As far as praise goes for the visuals, there’s a lot to be said that I couldn’t possibly fit into one article, but I’ll do my best to undergo the highlights. The chapter with the “Scars” that was in the original gameplay trailer from two years ago… quite possibly the most beautiful looking level in a video game, ever? The level towards the end of the game involving a ton of fire—that’s all I’ll say… quite possibly the cleanest looking catastrophe graphics ever put to gaming? I think it’d be pretty conceited to look past how A1 the visual design is in The Last of Us Part II which stomps down on pretty much any other game to come out in the last millennium. And, why of course, is the relationship between Ellie and Joel expanded so ingeniously through life-like and feasible performances. Let’s not forget how AWARD WORTHY the acting and motion capture is in a grand majority of this game; shoutout to Ashley Johnson, Laura Bailey, Troy Baker, and Shannon Woodward for your immaculate performances despite the character gainsayings and cringy dialogue pieces you may have had to deal with. It really is the rest of the qualities in the Last of Us Part II, whether it be the nihilistic procedures that Naughty Dog uses to craft a narrative or the draining extension of its soon-to-be gray runtime, that are drastically inferior to the moving and frankly mature themes explored in the game’s fleshed-out and aptly developed flashback segments; those being the ones in which explore what is needed in allowing relational trust to receive second chances—now, that’s a cohesive motif.
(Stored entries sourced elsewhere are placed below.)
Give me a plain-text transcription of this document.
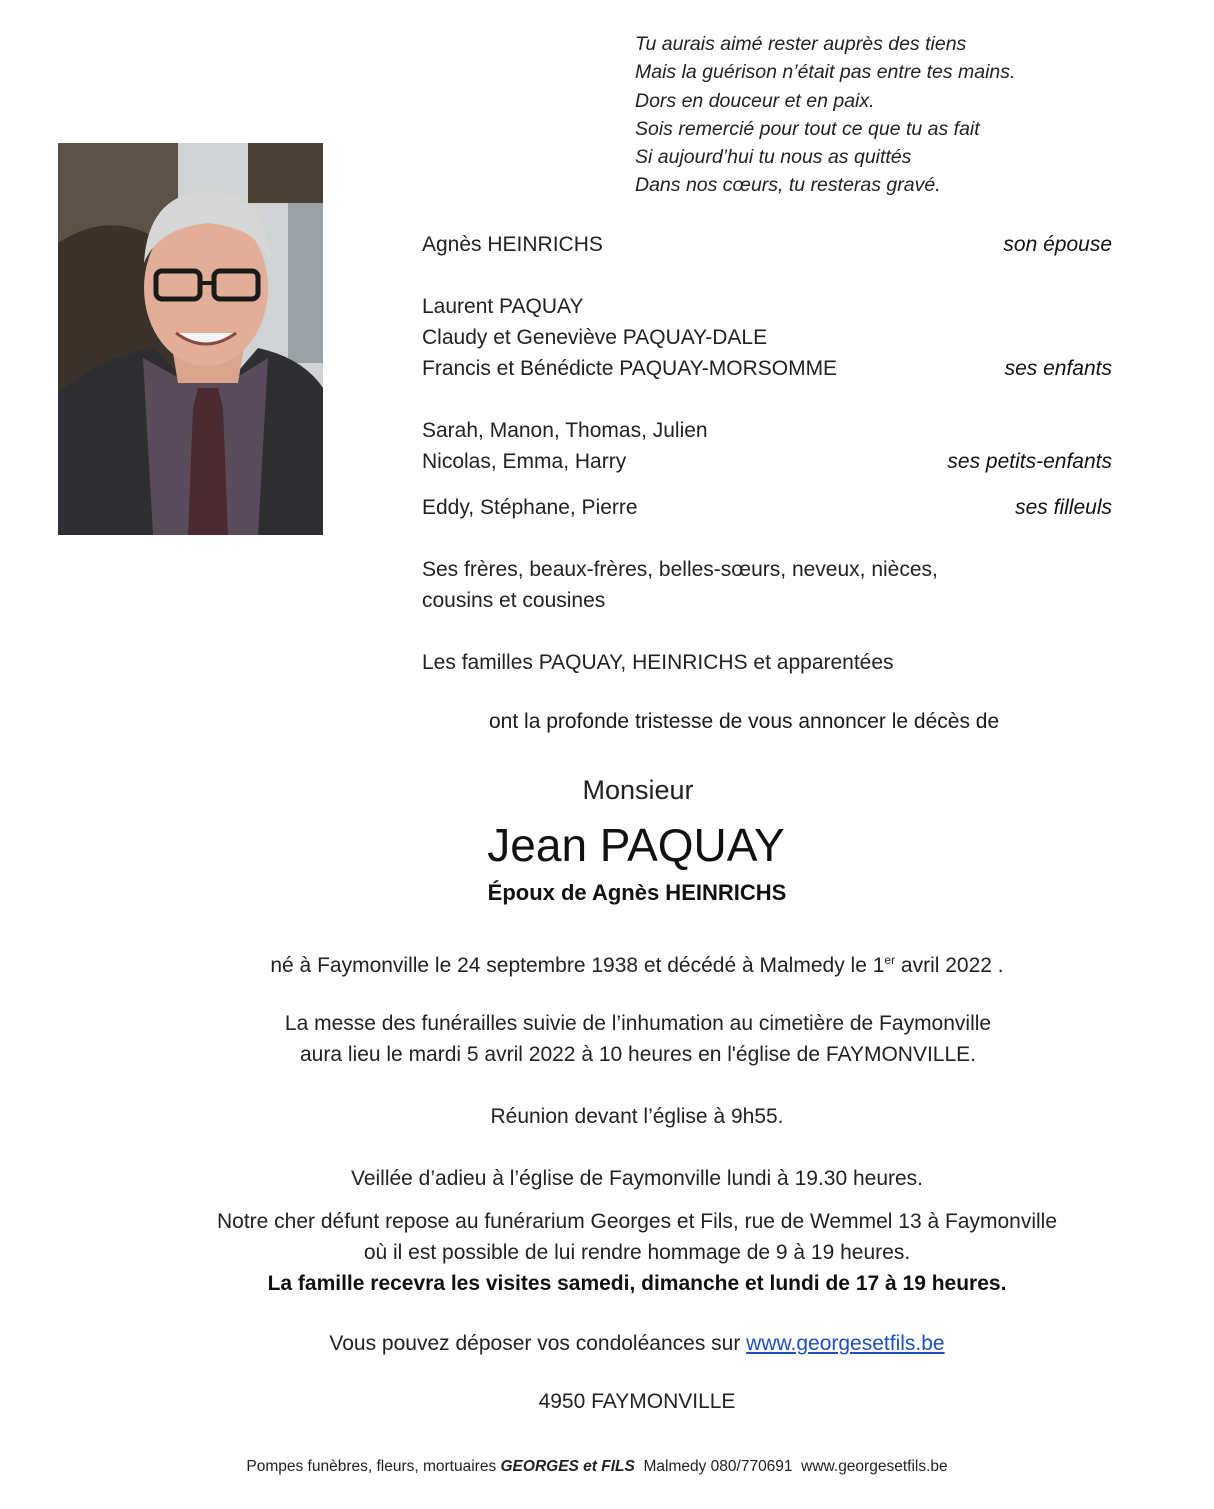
Tu aurais aimé rester auprès des tiens
Mais la guérison n’était pas entre tes mains.
Dors en douceur et en paix.
Sois remercié pour tout ce que tu as fait
Si aujourd’hui tu nous as quittés
Dans nos cœurs, tu resteras gravé.
Agnès HEINRICHS	son épouse
Laurent PAQUAY
Claudy et Geneviève PAQUAY-DALE
Francis et Bénédicte PAQUAY-MORSOMME	ses enfants
Sarah, Manon, Thomas, Julien
Nicolas, Emma, Harry	ses petits-enfants
Eddy, Stéphane, Pierre	ses filleuls
Ses frères, beaux-frères, belles-sœurs, neveux, nièces,
cousins et cousines
Les familles PAQUAY, HEINRICHS et apparentées
ont la profonde tristesse de vous annoncer le décès de
Monsieur
Jean PAQUAY
Époux de Agnès HEINRICHS
né à Faymonville le 24 septembre 1938 et décédé à Malmedy le 1er avril 2022 .
La messe des funérailles suivie de l’inhumation au cimetière de Faymonville
aura lieu le mardi 5 avril 2022 à 10 heures en l'église de FAYMONVILLE.
Réunion devant l’église à 9h55.
Veillée d’adieu à l’église de Faymonville lundi à 19.30 heures.
Notre cher défunt repose au funérarium Georges et Fils, rue de Wemmel 13 à Faymonville
où il est possible de lui rendre hommage de 9 à 19 heures.
La famille recevra les visites samedi, dimanche et lundi de 17 à 19 heures.
Vous pouvez déposer vos condoléances sur www.georgesetfils.be
4950 FAYMONVILLE
Pompes funèbres, fleurs, mortuaires GEORGES et FILS  Malmedy 080/770691  www.georgesetfils.be
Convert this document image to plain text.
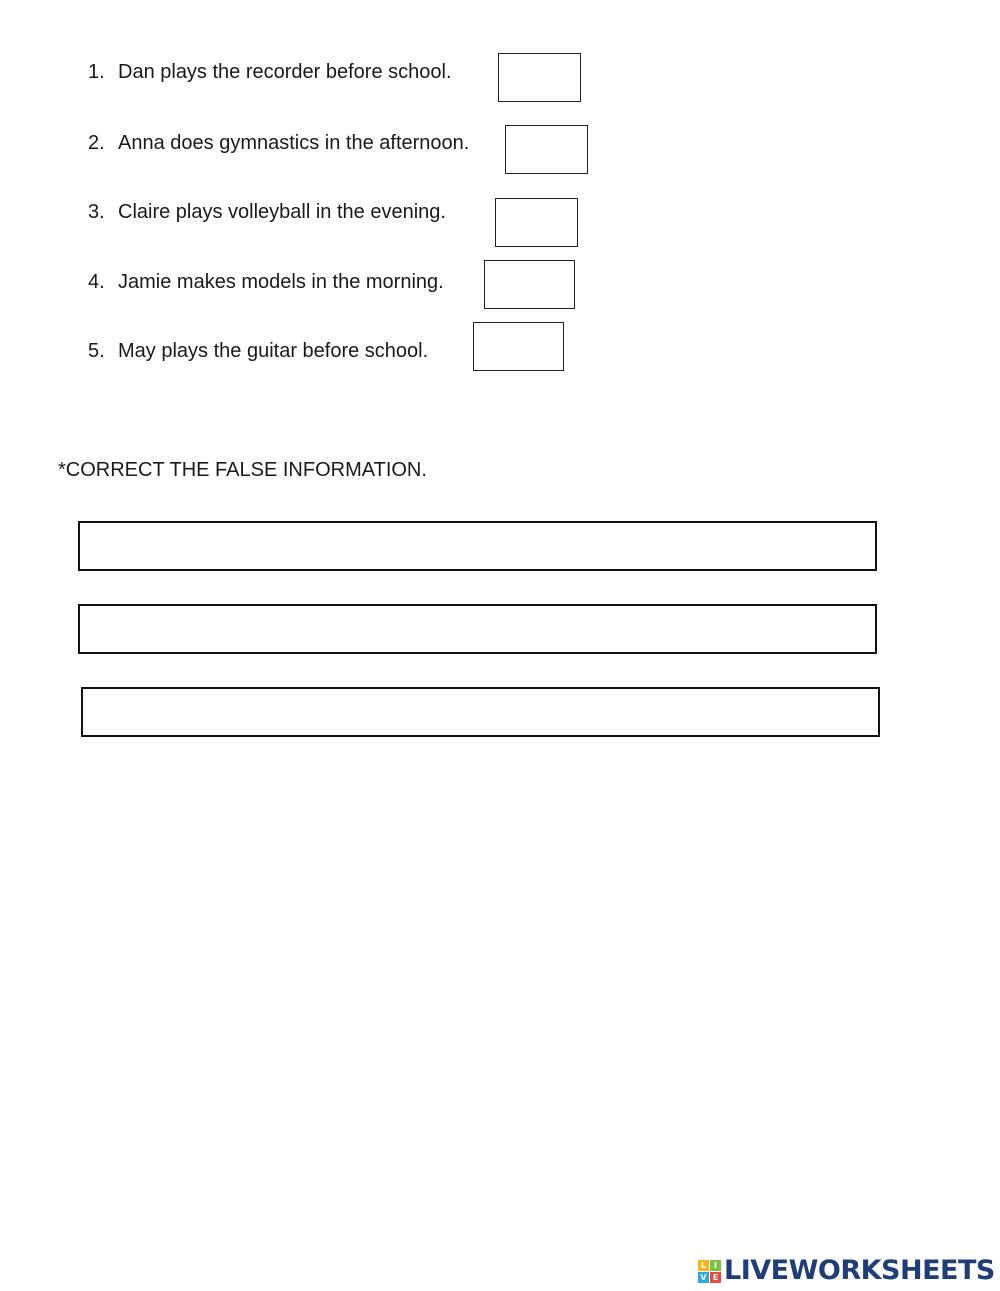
1. Dan plays the recorder before school.
2. Anna does gymnastics in the afternoon.
3. Claire plays volleyball in the evening.
4. Jamie makes models in the morning.
5. May plays the guitar before school.
*CORRECT THE FALSE INFORMATION.
L I
V E LIVEWORKSHEETS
Overall, with every varying opinion in consideration, it’s a pretty middling follow-up. Now, more importantly, however, it’s time to mark down The Last of Us fanbase as another cancerous cesspool in modern entertainment culture. I haven’t heard this many pathetic arguments against or for something (with many from those who haven’t even played the game yet) since Star Wars Episode VIII: The Last Jedi came out. Don’t believe me? Check out Metacritic. Apparently being misogynistic/homophobic, getting upset or happy over things not panning out the way you had envisioned it, and igniting unreasonable petitions are how people argue game opinions now. Smh. Maybe some of the fans deserved this.
“The Last of Us II” is now available to play on Playstation 4.